Division of Nephrology, Department of Medicine, Icahn School of Medicine at Mount Sinai, New York, NY; Recanati-Miller Transplant Institute, Mount Sinai Hospital, New York, NY.
Division of Nephrology, Department of Medicine, Icahn School of Medicine at Mount Sinai, New York, NY.
Adv Chronic Kidney Dis. 2020 Jan;27(1):56-66. doi: 10.1053/j.ackd.2019.08.006.
Calcineurin inhibitors (CNIs) are both the savior and Achilles' heel of kidney transplantation. Although CNIs have significantly reduced rates of acute rejection, their numerous toxicities can plague kidney transplant recipients. By 10 years, virtually all allografts will have evidence of CNI nephrotoxicity. CNIs have been strongly associated with hypertension, dyslipidemia, and new onset of diabetes after transplantation-significantly contributing to cardiovascular risk in the kidney transplant recipient. Multiple electrolyte derangements including hyperkalemia, hypomagnesemia, hypercalciuria, metabolic acidosis, and hyperuricemia may be challenging to manage for the clinician. Finally, CNI-associated tremor, gingival hyperplasia, and defects in hair growth can have a significant impact on the transplant recipient's quality of life. In this review, the authors briefly discuss the pharmacokinetics of CNI and discuss the numerous clinically relevant toxicities of commonly used CNIs, cyclosporine and tacrolimus.
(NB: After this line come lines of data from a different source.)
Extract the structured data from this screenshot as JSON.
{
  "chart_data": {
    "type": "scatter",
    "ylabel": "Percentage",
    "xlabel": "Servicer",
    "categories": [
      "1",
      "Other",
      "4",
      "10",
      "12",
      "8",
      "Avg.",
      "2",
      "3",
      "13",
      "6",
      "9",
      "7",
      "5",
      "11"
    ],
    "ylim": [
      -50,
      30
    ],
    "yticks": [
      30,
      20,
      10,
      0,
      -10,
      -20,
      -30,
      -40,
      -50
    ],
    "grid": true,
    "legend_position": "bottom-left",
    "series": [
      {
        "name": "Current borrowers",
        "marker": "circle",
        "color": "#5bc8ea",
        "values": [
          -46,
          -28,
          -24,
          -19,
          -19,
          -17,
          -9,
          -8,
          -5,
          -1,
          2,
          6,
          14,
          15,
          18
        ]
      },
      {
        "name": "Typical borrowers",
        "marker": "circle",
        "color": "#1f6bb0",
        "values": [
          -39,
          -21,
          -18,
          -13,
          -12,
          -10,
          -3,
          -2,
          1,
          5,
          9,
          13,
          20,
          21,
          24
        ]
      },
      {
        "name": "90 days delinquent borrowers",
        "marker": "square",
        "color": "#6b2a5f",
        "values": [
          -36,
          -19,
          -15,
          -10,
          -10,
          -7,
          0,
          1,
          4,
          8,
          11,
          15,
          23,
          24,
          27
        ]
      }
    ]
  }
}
钙调磷酸酶抑制剂(CNI)是肾移植的救星和阿喀琉斯之踵。尽管 CNI 显著降低了急性排斥反应的发生率,但它们的许多毒性也会困扰肾移植受者。10 年后,几乎所有的同种异体移植物都会出现 CNI 肾毒性的证据。CNI 与高血压、血脂异常和移植后新发糖尿病密切相关,这显著增加了肾移植受者的心血管风险。多种电解质紊乱,包括高钾血症、低镁血症、高钙尿症、代谢性酸中毒和高尿酸血症,可能对临床医生的管理构成挑战。最后,CNI 相关的震颤、牙龈增生和毛发生长缺陷会对移植受者的生活质量产生重大影响。在这篇综述中,作者简要讨论了 CNI 的药代动力学,并讨论了常用 CNI(环孢素和他克莫司)的许多临床相关毒性。